SQLModel-first SQL I/O roadmap

This document records the plan and phased roadmap for pydantable’s SQLModel-first SQL I/O. v1.13.0 is the release where the new APIs are the recommended default and Phases 0–6 are implemented (see status lines under each phase below).

Goals (what “SQLModel-first” means)

  • SQLModel is required for SQL I/O: if you want to read/write from a database using from pydantable import … (SQL helpers) or DataFrameModel, you install pydantable[sql], which includes SQLModel + SQLAlchemy (drivers remain user-installed).
  • User defines table schema explicitly via a SQLModel class with table=True. pydantable does not infer SQL DDL from column dict samples.
  • Reads return column dict batches (dict[str, list]) and can be wrapped into a typed DataFrameModel (MyDF(cols, ...)) just like today.
  • Writes are schema-driven: if_exists="replace" is supported, but it requires a fully defined SQLModel table class for the new schema.

Non-goals (v1.13.0)

  • A SQL execution engine for pydantable logical plans (lowering transforms to SQL) — that’s “future engine” scope.
  • Full ORM relationship loading / joined eager loads — SQLModel support is for table schemas + queries, not ORM graphs.
  • Automatic generation of SQLModel from DataFrameModel (or vice versa) as the primary UX. We may add helpers later, but v1.13.0 prioritizes explicit user-owned models.

Design principles

  • Schema authority: SQL table schema comes from SQLModel, dataframe schema comes from DataFrameModel annotations + Pydantic.
  • Two-phase typing: operations that can’t be statically typed remain DataFrameModel[Any], and users can “re-type” with as_model(...).
  • Safety by default: dangerous actions (dropping tables) require explicit user intent and trusted identifiers.
  • Streaming-friendly: preserve the current iter_* / fetch_* split and batch semantics.
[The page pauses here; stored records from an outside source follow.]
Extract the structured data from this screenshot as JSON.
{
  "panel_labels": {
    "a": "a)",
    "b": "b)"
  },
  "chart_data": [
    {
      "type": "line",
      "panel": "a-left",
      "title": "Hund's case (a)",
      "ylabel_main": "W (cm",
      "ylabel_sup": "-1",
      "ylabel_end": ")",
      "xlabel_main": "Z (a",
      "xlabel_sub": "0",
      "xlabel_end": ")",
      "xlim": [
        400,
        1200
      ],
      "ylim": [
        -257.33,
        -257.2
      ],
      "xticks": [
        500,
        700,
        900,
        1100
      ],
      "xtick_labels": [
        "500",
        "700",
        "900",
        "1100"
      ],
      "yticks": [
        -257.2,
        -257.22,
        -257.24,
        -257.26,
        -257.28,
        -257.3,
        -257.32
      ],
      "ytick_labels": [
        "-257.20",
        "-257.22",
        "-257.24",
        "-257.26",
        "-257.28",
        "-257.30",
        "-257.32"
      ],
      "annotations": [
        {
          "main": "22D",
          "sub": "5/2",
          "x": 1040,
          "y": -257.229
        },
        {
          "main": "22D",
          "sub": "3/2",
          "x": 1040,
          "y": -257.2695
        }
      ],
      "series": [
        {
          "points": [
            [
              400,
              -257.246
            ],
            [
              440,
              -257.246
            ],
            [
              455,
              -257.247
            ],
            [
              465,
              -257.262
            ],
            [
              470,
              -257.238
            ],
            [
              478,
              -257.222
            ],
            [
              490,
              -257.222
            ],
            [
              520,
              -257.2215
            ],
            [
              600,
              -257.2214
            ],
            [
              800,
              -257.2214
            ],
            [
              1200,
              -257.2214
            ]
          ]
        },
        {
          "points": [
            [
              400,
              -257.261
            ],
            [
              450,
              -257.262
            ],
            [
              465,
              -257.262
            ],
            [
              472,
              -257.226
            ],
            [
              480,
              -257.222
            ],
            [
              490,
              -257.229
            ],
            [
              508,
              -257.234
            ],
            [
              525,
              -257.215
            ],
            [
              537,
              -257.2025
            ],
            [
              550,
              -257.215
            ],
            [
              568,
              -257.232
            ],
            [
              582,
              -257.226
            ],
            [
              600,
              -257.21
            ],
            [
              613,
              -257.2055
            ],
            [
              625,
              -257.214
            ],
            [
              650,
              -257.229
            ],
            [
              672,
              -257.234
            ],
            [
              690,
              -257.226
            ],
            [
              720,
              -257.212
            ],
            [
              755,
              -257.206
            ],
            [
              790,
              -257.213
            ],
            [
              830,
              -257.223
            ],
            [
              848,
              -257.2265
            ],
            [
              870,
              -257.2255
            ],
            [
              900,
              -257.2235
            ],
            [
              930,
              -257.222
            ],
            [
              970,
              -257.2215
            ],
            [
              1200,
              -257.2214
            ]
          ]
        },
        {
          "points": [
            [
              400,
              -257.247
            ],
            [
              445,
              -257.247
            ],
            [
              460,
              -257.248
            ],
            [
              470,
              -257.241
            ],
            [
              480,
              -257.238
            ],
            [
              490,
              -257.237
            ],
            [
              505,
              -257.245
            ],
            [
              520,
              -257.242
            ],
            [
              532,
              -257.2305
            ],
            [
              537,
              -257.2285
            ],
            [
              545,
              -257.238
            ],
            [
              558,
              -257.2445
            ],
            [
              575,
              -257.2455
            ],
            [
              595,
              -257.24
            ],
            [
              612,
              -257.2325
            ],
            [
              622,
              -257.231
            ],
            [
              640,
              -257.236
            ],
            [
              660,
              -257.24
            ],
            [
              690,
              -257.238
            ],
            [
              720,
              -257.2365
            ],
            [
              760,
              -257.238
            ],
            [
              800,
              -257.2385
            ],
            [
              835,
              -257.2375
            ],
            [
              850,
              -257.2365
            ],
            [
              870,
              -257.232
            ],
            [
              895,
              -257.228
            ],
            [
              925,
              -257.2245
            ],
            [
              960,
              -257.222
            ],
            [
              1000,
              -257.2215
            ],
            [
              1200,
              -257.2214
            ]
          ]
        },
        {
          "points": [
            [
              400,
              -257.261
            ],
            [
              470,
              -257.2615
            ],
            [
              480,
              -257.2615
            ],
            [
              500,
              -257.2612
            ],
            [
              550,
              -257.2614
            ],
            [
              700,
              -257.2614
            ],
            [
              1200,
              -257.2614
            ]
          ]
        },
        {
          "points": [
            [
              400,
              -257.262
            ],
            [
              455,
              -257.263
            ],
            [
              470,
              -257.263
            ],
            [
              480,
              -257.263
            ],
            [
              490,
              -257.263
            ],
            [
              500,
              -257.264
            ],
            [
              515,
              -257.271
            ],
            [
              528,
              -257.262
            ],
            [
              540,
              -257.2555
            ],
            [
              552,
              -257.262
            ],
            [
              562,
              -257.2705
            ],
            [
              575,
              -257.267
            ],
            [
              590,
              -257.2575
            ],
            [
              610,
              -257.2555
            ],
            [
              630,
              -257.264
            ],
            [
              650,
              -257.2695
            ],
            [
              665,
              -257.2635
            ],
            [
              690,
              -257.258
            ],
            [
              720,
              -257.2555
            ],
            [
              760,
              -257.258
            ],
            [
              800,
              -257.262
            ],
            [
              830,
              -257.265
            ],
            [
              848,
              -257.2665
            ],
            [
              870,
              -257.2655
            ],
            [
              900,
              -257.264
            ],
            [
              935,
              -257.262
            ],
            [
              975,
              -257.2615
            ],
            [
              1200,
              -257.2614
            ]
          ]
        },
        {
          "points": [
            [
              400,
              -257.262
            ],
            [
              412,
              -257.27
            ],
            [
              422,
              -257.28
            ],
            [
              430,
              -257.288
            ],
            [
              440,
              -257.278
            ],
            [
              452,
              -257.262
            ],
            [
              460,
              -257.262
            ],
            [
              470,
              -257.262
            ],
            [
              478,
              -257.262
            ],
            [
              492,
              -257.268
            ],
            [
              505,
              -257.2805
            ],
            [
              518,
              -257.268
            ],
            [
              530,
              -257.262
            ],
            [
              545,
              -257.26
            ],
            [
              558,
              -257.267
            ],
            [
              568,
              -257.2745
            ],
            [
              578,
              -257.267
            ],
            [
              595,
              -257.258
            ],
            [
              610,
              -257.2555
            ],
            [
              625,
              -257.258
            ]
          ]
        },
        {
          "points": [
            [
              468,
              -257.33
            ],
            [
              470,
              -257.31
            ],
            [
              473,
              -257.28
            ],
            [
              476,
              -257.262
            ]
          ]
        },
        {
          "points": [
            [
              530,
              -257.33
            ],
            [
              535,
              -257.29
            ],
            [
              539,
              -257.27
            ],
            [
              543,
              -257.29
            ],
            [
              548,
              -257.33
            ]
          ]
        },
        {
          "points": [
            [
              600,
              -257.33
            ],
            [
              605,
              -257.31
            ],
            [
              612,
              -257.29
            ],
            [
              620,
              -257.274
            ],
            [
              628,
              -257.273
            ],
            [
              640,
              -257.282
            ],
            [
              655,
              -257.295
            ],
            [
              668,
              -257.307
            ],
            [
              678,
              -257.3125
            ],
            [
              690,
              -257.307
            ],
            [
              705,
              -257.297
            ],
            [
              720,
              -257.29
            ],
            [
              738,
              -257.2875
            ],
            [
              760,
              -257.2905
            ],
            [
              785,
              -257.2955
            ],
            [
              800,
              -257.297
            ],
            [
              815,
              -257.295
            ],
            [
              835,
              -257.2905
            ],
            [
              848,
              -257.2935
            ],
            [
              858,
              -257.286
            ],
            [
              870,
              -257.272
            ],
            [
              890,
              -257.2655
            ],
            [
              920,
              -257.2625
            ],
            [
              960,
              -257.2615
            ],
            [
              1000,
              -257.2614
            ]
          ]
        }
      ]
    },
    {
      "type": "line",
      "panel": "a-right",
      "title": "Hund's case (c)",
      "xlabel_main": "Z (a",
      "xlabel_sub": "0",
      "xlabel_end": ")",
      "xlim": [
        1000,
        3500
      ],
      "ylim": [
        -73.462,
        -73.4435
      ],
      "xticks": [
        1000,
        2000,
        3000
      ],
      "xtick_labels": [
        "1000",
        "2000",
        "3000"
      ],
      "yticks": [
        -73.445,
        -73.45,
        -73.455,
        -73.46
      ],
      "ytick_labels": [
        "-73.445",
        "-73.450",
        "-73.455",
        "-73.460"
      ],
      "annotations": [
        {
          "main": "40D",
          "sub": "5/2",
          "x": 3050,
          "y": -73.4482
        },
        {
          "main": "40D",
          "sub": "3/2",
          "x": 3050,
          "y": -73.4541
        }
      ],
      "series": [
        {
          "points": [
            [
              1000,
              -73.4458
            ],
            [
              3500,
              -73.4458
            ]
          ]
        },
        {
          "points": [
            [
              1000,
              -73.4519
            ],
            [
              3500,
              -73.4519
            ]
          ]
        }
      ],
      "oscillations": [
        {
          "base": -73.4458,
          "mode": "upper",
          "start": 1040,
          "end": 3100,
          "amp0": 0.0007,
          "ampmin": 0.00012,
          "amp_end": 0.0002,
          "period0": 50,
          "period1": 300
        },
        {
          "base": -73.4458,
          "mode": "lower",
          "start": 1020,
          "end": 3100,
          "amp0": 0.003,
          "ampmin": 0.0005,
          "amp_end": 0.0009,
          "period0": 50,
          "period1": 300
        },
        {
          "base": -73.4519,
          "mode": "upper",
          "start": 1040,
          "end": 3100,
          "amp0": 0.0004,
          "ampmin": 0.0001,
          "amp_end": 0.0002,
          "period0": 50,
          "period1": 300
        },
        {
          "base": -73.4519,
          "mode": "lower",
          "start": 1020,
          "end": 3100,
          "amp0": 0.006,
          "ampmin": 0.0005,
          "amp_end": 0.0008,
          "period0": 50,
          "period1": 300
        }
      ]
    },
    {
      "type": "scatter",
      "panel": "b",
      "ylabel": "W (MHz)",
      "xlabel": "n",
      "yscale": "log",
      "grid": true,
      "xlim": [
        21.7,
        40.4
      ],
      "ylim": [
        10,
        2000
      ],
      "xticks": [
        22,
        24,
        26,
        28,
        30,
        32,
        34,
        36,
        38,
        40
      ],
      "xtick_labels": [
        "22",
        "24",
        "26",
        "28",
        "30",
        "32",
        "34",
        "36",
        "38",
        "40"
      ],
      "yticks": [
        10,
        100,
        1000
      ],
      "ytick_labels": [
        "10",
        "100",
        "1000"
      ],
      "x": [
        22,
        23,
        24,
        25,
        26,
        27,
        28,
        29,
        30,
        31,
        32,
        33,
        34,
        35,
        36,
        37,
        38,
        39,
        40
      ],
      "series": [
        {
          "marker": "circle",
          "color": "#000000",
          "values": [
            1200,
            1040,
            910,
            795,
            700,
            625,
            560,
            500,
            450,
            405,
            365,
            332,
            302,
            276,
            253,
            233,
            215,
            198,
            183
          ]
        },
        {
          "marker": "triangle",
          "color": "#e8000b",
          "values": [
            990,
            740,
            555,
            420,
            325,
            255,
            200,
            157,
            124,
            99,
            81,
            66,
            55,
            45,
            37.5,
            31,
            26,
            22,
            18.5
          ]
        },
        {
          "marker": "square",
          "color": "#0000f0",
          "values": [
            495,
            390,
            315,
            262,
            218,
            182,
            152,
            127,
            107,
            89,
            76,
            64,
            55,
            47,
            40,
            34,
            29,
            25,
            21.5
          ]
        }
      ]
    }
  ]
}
Phase 0 — Dependency + policy decision (v1.13.0)

Deliverables

  • pydantable[sql] includes sqlmodel (and still sqlalchemy).
  • Update docs to state: SQL I/O requires SQLModel (DBAPI drivers still required).
  • Define import / availability checks and error messages (e.g. a single MissingOptionalDependencyError-style message for sqlmodel).

Acceptance criteria

  • Installing pydantable[sql] yields import sqlmodel success.
  • Importing pydantable.io does not require SQLModel unless SQL functions are used (keep optional deps optional).

Status (v1.13.0 dev): Implementedsqlmodel is listed under pydantable[sql] (and dev/docs extras where applicable); lazy import via pydantable.io.sqlmodel_read._require_sqlmodel() raises pydantable.errors.MissingOptionalDependency with an install hint.


Phase 1 — New SQLModel-first read APIs (v1.13.0)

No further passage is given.